Challenging. Hilarious. Powerful.

This is quite possibly the strangest book I will ever read. And one that I just can’t stop thinking about.

Our story is a journal of sorts, written by an unnamed man, who we “know” to be about forty years old. (But therein lies the rub – we will find that we don’t really “know” anything at all, as this book progresses…)

Our hero is one of the most alienated, desperate, and self-loathing creatures you will ever meet in the pages of a novel. Trapped in the prison of his own mind, he finds escape through wild imaginings, (aided by various intoxicants, mostly cannabis) and his trusty journal, in which he records his visions, including a strange ritual he must perform over and over to capture and follow the Sun, which he “believes” will lead him to a state of rapture.

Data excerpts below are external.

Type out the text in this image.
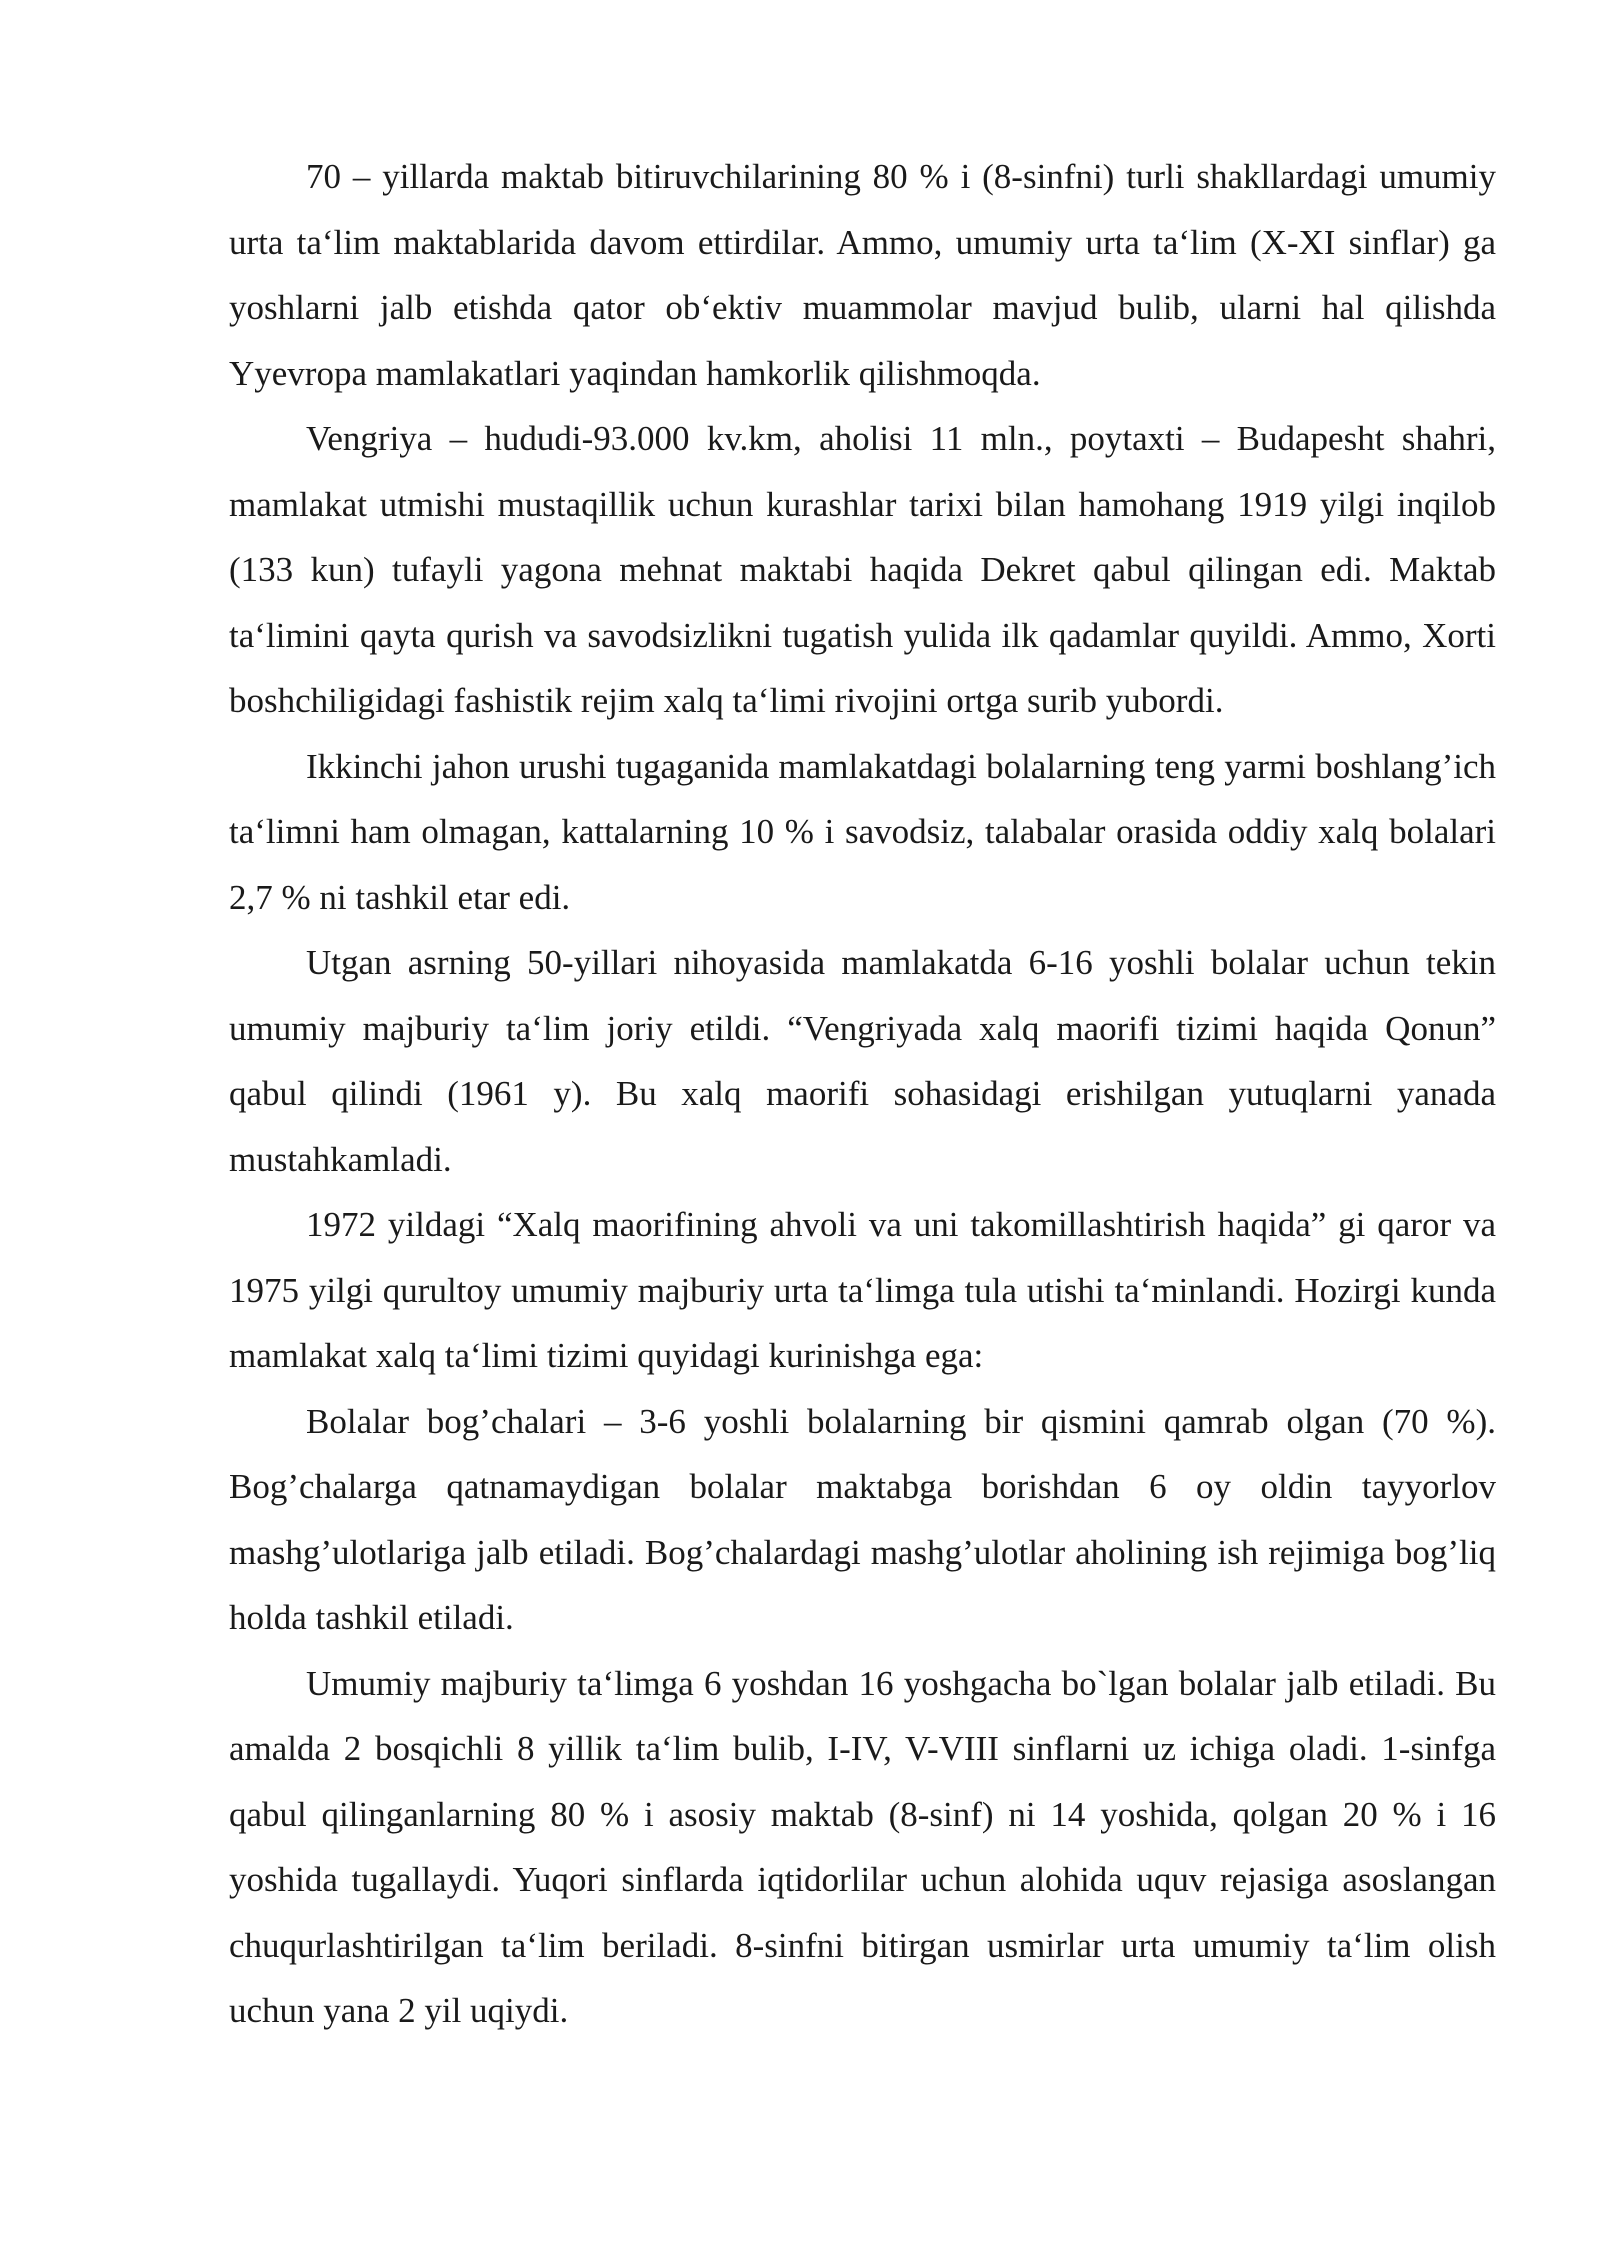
70 – yillarda maktab bitiruvchilarining 80 % i (8-sinfni) turli shakllardagi umumiy urta ta‘lim maktablarida davom ettirdilar. Ammo, umumiy urta ta‘lim (X-XI sinflar) ga yoshlarni jalb etishda qator ob‘ektiv muammolar mavjud bulib, ularni hal qilishda Yyevropa mamlakatlari yaqindan hamkorlik qilishmoqda.

Vengriya – hududi-93.000 kv.km, aholisi 11 mln., poytaxti – Budapesht shahri, mamlakat utmishi mustaqillik uchun kurashlar tarixi bilan hamohang 1919 yilgi inqilob (133 kun) tufayli yagona mehnat maktabi haqida Dekret qabul qilingan edi. Maktab ta‘limini qayta qurish va savodsizlikni tugatish yulida ilk qadamlar quyildi. Ammo, Xorti boshchiligidagi fashistik rejim xalq ta‘limi rivojini ortga surib yubordi.

Ikkinchi jahon urushi tugaganida mamlakatdagi bolalarning teng yarmi boshlang’ich ta‘limni ham olmagan, kattalarning 10 % i savodsiz, talabalar orasida oddiy xalq bolalari 2,7 % ni tashkil etar edi.

Utgan asrning 50-yillari nihoyasida mamlakatda 6-16 yoshli bolalar uchun tekin umumiy majburiy ta‘lim joriy etildi. “Vengriyada xalq maorifi tizimi haqida Qonun” qabul qilindi (1961 y). Bu xalq maorifi sohasidagi erishilgan yutuqlarni yanada mustahkamladi.

1972 yildagi “Xalq maorifining ahvoli va uni takomillashtirish haqida” gi qaror va 1975 yilgi qurultoy umumiy majburiy urta ta‘limga tula utishi ta‘minlandi. Hozirgi kunda mamlakat xalq ta‘limi tizimi quyidagi kurinishga ega:

Bolalar bog’chalari – 3-6 yoshli bolalarning bir qismini qamrab olgan (70 %). Bog’chalarga qatnamaydigan bolalar maktabga borishdan 6 oy oldin tayyorlov mashg’ulotlariga jalb etiladi. Bog’chalardagi mashg’ulotlar aholining ish rejimiga bog’liq holda tashkil etiladi.

Umumiy majburiy ta‘limga 6 yoshdan 16 yoshgacha bo`lgan bolalar jalb etiladi. Bu amalda 2 bosqichli 8 yillik ta‘lim bulib, I-IV, V-VIII sinflarni uz ichiga oladi. 1-sinfga qabul qilinganlarning 80 % i asosiy maktab (8-sinf) ni 14 yoshida, qolgan 20 % i 16 yoshida tugallaydi. Yuqori sinflarda iqtidorlilar uchun alohida uquv rejasiga asoslangan chuqurlashtirilgan ta‘lim beriladi. 8-sinfni bitirgan usmirlar urta umumiy ta‘lim olish uchun yana 2 yil uqiydi.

Time and space are fluid in this world, and it’s impossible to separate reality from dreaming, from intoxication, from history, from wanting. (And is that so different, after all, from how we experience our own “worlds”?)

In a strange sort of reverse somaticism, all of his thoughts, his emotions, project outward into his environment, (through what he calls his “porous” psyche ) – so what he ends up seeing, experiencing and recording cannot be trusted at all. He is acting out his desperation, – his isolation, longing, and his fears – and at the same time, laying down a subconscious breadcrumbs trail of sorts to allow his innermost fractured self a glimmer of a path to hope, or release.

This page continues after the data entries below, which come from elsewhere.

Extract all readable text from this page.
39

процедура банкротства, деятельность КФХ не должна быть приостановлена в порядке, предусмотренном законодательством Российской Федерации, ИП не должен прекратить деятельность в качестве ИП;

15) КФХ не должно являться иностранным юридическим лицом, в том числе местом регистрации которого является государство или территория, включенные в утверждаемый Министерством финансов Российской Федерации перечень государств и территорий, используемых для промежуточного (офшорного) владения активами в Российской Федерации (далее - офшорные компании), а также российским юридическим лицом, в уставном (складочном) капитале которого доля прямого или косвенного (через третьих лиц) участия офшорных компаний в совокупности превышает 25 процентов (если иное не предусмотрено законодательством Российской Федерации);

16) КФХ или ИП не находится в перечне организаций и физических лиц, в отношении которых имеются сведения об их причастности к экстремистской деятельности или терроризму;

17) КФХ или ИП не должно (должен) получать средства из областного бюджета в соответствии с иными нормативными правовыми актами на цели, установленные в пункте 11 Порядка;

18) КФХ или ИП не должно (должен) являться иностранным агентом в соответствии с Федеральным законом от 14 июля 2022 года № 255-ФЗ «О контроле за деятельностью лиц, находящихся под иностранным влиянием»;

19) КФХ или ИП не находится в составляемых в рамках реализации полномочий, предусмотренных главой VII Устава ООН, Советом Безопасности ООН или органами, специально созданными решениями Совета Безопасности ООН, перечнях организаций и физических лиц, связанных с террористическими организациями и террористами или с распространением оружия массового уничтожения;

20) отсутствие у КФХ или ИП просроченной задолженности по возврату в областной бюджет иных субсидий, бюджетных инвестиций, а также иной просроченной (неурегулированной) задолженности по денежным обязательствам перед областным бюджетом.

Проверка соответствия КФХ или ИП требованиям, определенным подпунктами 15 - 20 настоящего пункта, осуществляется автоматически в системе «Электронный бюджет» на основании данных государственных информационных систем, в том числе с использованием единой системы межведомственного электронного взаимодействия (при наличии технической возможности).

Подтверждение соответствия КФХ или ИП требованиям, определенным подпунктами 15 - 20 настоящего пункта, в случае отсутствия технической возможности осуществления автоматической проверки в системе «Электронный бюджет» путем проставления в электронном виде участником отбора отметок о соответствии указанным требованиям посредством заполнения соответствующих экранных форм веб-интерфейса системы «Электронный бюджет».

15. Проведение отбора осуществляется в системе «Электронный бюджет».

So he imagines himself (and dreams at night of ) his life as a prophet, a great man, a man who transcends time and space, as a divine and spiritual seeker of an old “lost city” that is the key to divinity.

Some of the most heart-rending sequences in this strange tale concern our hero, (cause “hero” he really is) and his recurring visualization of an invisible radius surrounding himself, a sphere or bubble, that grows or shrinks, representing his ability (or lack thereof, in the moment) to connect with others.

Deep inside, no matter how bizarre or convoluted his projections become, this is one ball of hurt, doing the best he can with his crazy, creative, intelligent and fractured mind to find rescue and release from his innate “wretchedness” – proof of his own existence, and at the same time, a chance to be “born again”.

This is not an easy read. Jam-packed with historical and literary references, philosophical musings, grandiose yearnings, – it is brilliant and beautiful in parts, laugh-out-loud funny throughout, and totally incomprehensible in others.

(Perhaps, a perfect reflection, after all, of each of our own convoluted inner paths to paradise?)

A great big thank you to the author for a review copy of this un-put-down-able book in exchange for an honest review. All thoughts presented are my own.